App allows to find rows in csv file with duplicate Values by specified column
Algorithm
Concerns
file size
if file has small size => go through data and put data to hashmap to count occurrences of the target column values, output rows that we’ve met before. Time complexity O(n), Space complexity O(n)
if file has large size => content of file might be not fitted to memory => external merge sort can be used to solve this problem
nature of input data
If values of key column are unique with high probability (like guids) => hashmap-based algorithm will be storing a key for each value, thus spanning a memory for the size of the whole input file.
If contents of key column are known to be limited to some known set of possible values => then even for large files, not fitted in memory, we can use hashmap
External merge sort
Step1. Divide file into chunks fittable into memory (size can be adjusted)

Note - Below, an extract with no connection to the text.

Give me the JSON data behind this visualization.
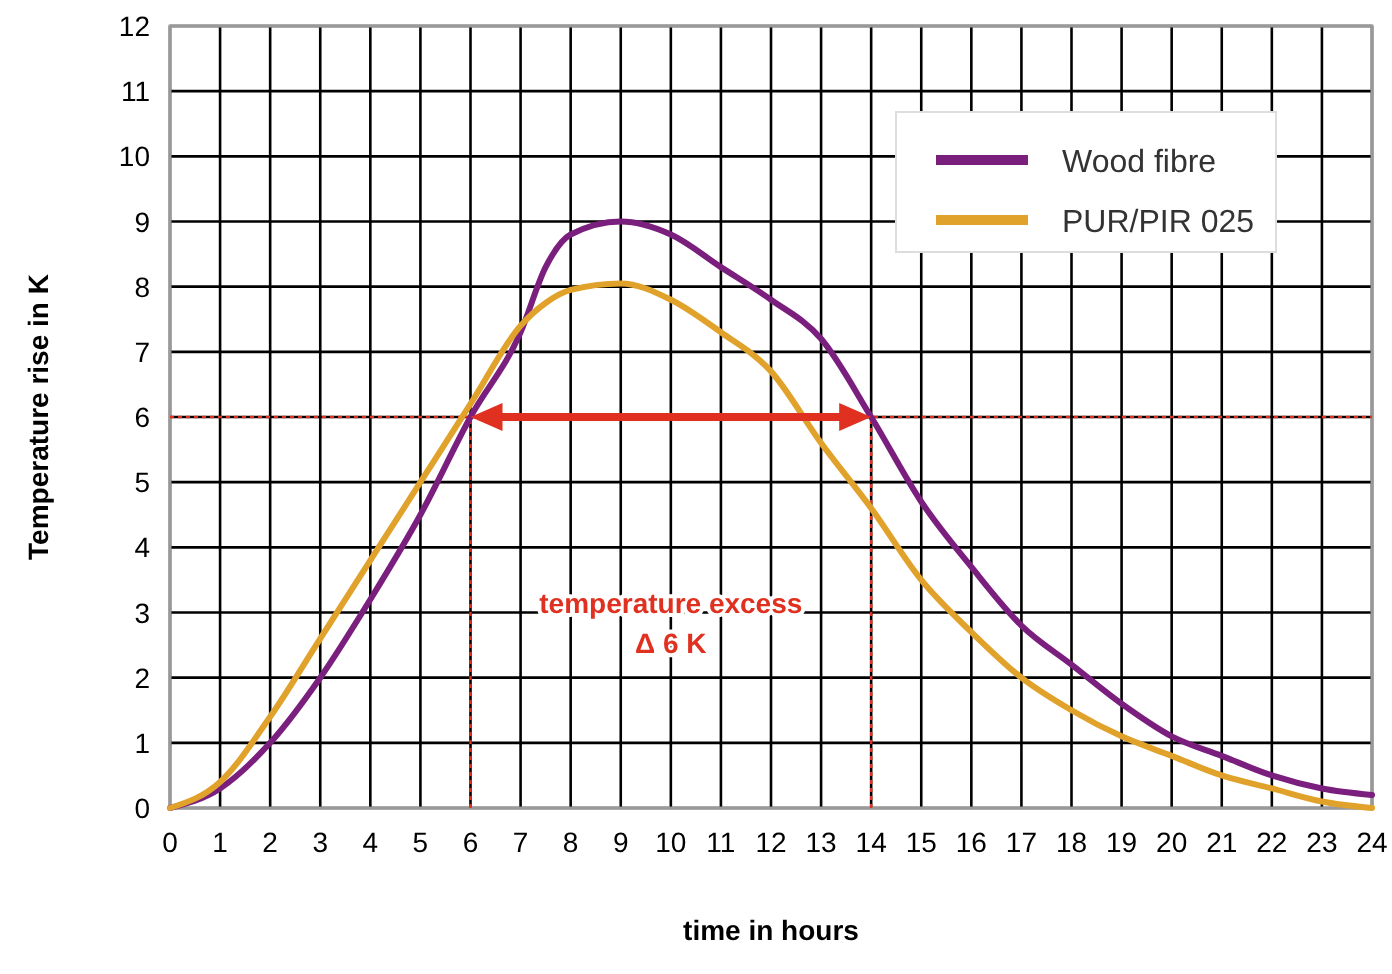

Step2. Sort each chunk and save result of sorting into temp file
Sorting can be implemented using well known algorithm. I used SortedHashMap.Time complexity of insert entry to SortedHashMap will be O(log n).Extra space O(n).
Step3. Read limited piece of data from each chunk file. In my implementation each chunk has associsated queue and I read data to these queues.
Step4. Compare first values in queues. Find queue with minimum value - target value
Step5. Started from this queue push element to output while value are equal target value. When elements are finished grab new piece of data from file or move to next queue.
Step6. When all queues have no values to output (== targe value) go to step 4.